Speaking to Newstalk ZB after Barnes' comments, Lancaster said NZR believed getting rid of promotion and relegation was the "fairest thing considering the circumstances".

"It wasn't an easy decision. It was actually a really tough one. There are strong views either way whether we should retain it or cancel it, but in the end all the uncertainty that we have faced and continue to face, we felt it was the fairest thing considering the circumstances.

"It's a real shame and we really feel for them. We're faced with a bunch of imperfect options here and we had to choose one. No matter which way we went, there would've been teams that felt aggrieved or disappointed. But equally, if we had retained promotion and relegation and teams in the Premiership were further impacted by Covid then there would also be equally strong feelings as to the fairness as to a team being relegated due to the fact that it's outside of their control."
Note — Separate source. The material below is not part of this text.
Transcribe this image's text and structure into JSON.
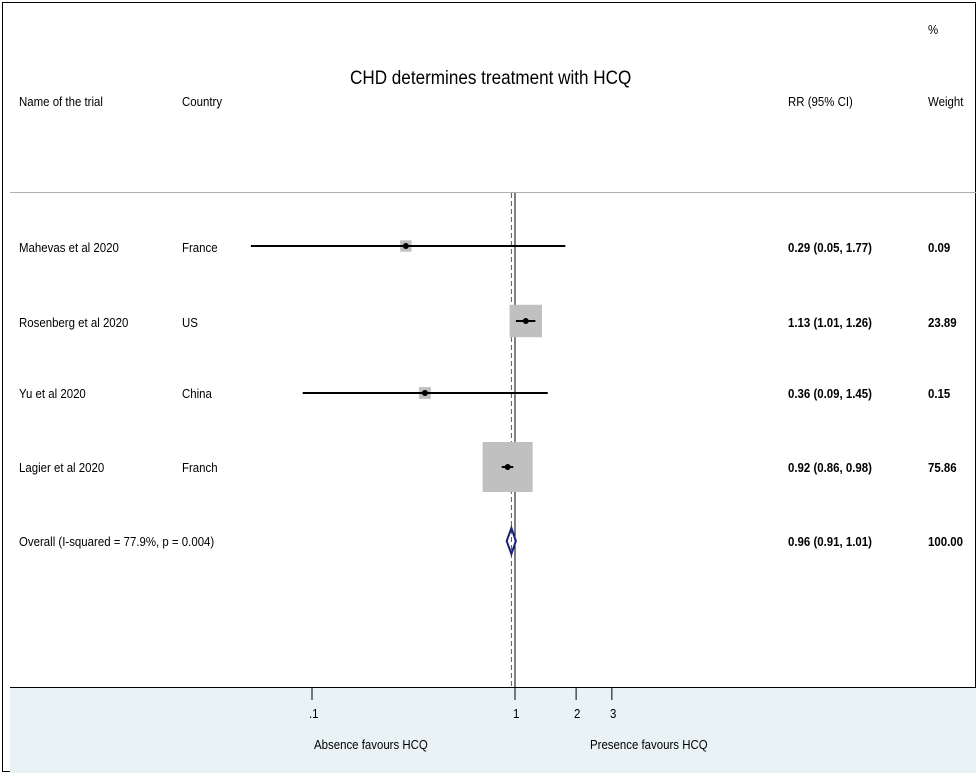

Asked if NZR considered a return to the one-conference format for at least this year, Lancaster said it was simply too difficult.

"We did look at that but it was just too difficult in the time frame and we had to make some decisions. You're talking about a new draw, venue availability, getting the Players' Association to sign off on a new competition model and working with other stakeholders. We were just dealing with this in real time and we didn't have a huge amount of time to make decisions."

Lancaster ultimately said it was good to get some certainty around the competition during the current environment, but expressed his disappointment that the Auckland teams weren't able to rejoin the competition.

"It's nice to have some certainty for the 11 unions that were still alive and in the competition. It's incredibly disappointing for the three Auckland unions to be ruled out of the competition. It is nice to get some clarity and now we just need to stay focused on keeping all 11 teams alive and able to compete in the competition."